Il pallagrello bianco è un vino che ormai, ha assunto caratteristiche comuni fra i vari produttori. Solo 10 anni fa era difficile trovare una somiglianza tale da riportare alcune etichette nel novero del vitigno; oggi, non solo troviamo una riconoscibilità del vitigno, ma si comincia a distinguere la zona di produzione, attraverso la variabile minerale del terreno. Spesso non hanno un’acidità spiccata, ma un corpo ed una bevibilità eccezionale.

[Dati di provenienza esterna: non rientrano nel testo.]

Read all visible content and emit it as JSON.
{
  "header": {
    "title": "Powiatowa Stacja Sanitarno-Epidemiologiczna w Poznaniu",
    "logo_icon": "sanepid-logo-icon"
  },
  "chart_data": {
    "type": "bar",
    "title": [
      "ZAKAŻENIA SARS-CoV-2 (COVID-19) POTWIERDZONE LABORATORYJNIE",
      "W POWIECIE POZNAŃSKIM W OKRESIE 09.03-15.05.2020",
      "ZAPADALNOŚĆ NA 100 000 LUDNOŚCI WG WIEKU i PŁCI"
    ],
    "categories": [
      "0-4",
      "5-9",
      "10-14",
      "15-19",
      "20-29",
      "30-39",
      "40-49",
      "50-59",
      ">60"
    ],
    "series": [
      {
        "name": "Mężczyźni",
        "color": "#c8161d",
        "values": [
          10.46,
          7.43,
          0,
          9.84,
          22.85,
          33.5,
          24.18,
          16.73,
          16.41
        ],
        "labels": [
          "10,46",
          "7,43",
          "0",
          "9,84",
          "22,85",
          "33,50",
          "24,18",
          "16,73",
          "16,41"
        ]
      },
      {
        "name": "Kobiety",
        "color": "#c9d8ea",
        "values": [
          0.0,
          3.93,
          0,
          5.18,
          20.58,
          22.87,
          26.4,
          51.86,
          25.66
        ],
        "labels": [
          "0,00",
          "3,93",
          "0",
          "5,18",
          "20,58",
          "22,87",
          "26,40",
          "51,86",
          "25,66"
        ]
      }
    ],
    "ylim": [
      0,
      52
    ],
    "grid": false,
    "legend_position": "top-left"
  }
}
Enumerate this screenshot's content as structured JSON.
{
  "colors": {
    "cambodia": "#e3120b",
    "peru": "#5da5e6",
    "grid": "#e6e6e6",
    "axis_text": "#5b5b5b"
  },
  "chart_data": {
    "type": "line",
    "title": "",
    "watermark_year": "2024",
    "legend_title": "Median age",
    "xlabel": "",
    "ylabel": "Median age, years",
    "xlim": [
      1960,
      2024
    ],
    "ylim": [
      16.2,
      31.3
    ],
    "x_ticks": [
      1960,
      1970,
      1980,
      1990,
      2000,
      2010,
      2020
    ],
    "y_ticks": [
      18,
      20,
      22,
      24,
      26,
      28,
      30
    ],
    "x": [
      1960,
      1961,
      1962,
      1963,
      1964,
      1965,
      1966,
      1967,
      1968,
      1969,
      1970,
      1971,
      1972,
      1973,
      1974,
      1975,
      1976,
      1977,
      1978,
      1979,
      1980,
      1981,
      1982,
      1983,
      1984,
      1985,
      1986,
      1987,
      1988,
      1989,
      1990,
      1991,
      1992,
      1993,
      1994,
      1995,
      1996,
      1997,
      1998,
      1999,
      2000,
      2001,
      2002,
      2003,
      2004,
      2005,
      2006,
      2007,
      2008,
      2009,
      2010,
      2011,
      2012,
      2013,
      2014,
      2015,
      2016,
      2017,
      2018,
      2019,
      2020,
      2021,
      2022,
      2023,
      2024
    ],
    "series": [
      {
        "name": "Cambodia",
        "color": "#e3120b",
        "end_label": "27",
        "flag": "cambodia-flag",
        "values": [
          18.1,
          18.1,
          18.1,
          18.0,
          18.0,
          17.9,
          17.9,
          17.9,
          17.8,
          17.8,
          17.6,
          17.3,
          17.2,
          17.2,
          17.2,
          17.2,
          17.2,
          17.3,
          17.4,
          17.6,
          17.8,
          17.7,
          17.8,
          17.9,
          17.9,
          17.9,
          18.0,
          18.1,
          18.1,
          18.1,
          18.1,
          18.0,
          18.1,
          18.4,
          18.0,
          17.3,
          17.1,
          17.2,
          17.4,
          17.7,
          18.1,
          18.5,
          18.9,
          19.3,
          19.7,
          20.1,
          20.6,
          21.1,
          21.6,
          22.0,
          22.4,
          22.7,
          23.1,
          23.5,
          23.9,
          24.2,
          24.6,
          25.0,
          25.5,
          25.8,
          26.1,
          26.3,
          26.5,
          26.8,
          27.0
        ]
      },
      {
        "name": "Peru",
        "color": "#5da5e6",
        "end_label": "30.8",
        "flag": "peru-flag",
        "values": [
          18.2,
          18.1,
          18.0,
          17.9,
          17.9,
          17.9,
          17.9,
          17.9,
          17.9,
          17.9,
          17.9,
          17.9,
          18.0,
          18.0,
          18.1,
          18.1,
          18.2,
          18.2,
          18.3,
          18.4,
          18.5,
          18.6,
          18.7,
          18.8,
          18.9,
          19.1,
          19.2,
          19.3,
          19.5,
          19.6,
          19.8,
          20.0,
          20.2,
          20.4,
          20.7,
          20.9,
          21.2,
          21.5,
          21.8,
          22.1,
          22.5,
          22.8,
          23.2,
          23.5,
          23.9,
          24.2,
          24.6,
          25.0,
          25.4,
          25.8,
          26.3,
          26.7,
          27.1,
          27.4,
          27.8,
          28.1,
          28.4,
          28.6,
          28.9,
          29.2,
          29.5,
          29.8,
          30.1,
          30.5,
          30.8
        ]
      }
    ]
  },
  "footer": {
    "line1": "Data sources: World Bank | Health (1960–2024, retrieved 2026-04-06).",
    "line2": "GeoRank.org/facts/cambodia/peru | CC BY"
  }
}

I migliori assaggi di pallagrello bianco sono stati:
MASSERIA PICCCIRILLO – Pallagrello Bianco 2020
ALOIS – Morrone 2018
TERRE DELL’ANGELO – La Volta 2020
VESTINI CAMPAGNANO – Pallagrello Bianco 2020
AGRINOVA D&D – Pallagrello del ventaglio 2020
IL CASOLARE DIVINO – Selice 2020
Fra gli assaggi della giornata c’erano alcuni rosati deliziosi; il primo di pallagrello nero ed il secondo fatto con casavecchia:
IL CASOLARE DIVINO – Delice 2020
LA MASSERIE – Veritas 2020
Il pallagrello nero è un vino molto riconoscibile: al naso offre profumi di piccoli frutti neri, mentre al palato ha un ingresso drasticamente tannico, poi, magicamente diventa morbido, avvolgente e saporito. I migliori assaggi:
FATTORIA SELVANOVA – La Corda di Luino 2019
MASSERIA PICCCIRILLO – Pallagrello Nero 2019
TENUTA IEVOLI – Squillae 2018
IL VERRO – Pallagrello Nero 2019
Il casavecchia, anch’esso vino di lunga storia, ha sofferto molto nel passato per alcune sue caratteristiche di non facile gestione, soprattutto in cantina: presentava spesso note di riduzione e conservava una importante componente di rusticità. Oggi sembra un vino “normalizzato”, con caratteristiche apprezzabili e più raffinate. I migliori assaggi:
TERRE DELL’ANGELO – L’ Arca 2020
VIGNE CHIGI – Casavecchia 2019
I VIGNAI DEL CASAVECCHIA – Erta dei Ciliegi 2020
CALATIA – Casavecchia 2018
PODERI BOSCO – Cimmarino 2018
VESTINI CAMPAGNANO – Casavecchia Riserva 2017
Nella seconda giornata, fra le due sessioni di degustazioni al Real Belvedere, è stato inserito un evento molto sentito dal Consorzio e dai produttori presenti, al quale hanno partecipato tutti i giornalisti presenti e molti appassionati: la commemorazione di Maria Felicia Brini, titolare dell’azienda Masseria Felicia, prematuramente scomparsa qualche mese fa. Persona affabile, colta e poliedrica; entusiasta della tipicità dei prodotti del territorio. Lei stessa motore di questo Consorzio e dell’organizzazione di questo evento, era una persona molto amata da tutti quelli che la conoscevano; aveva una particolare propensione a stabilire rapporti cordiali e costruttivi con tutti. Molti dei presenti hanno voluto portare una personale testimonianza della loro stima e dell’incolmabile vuoto lasciato. E’ seguita la degustazione del suo vino per eccellenza: Etichetta Bronzo Falerno del Massico Rosso Riserva 2011.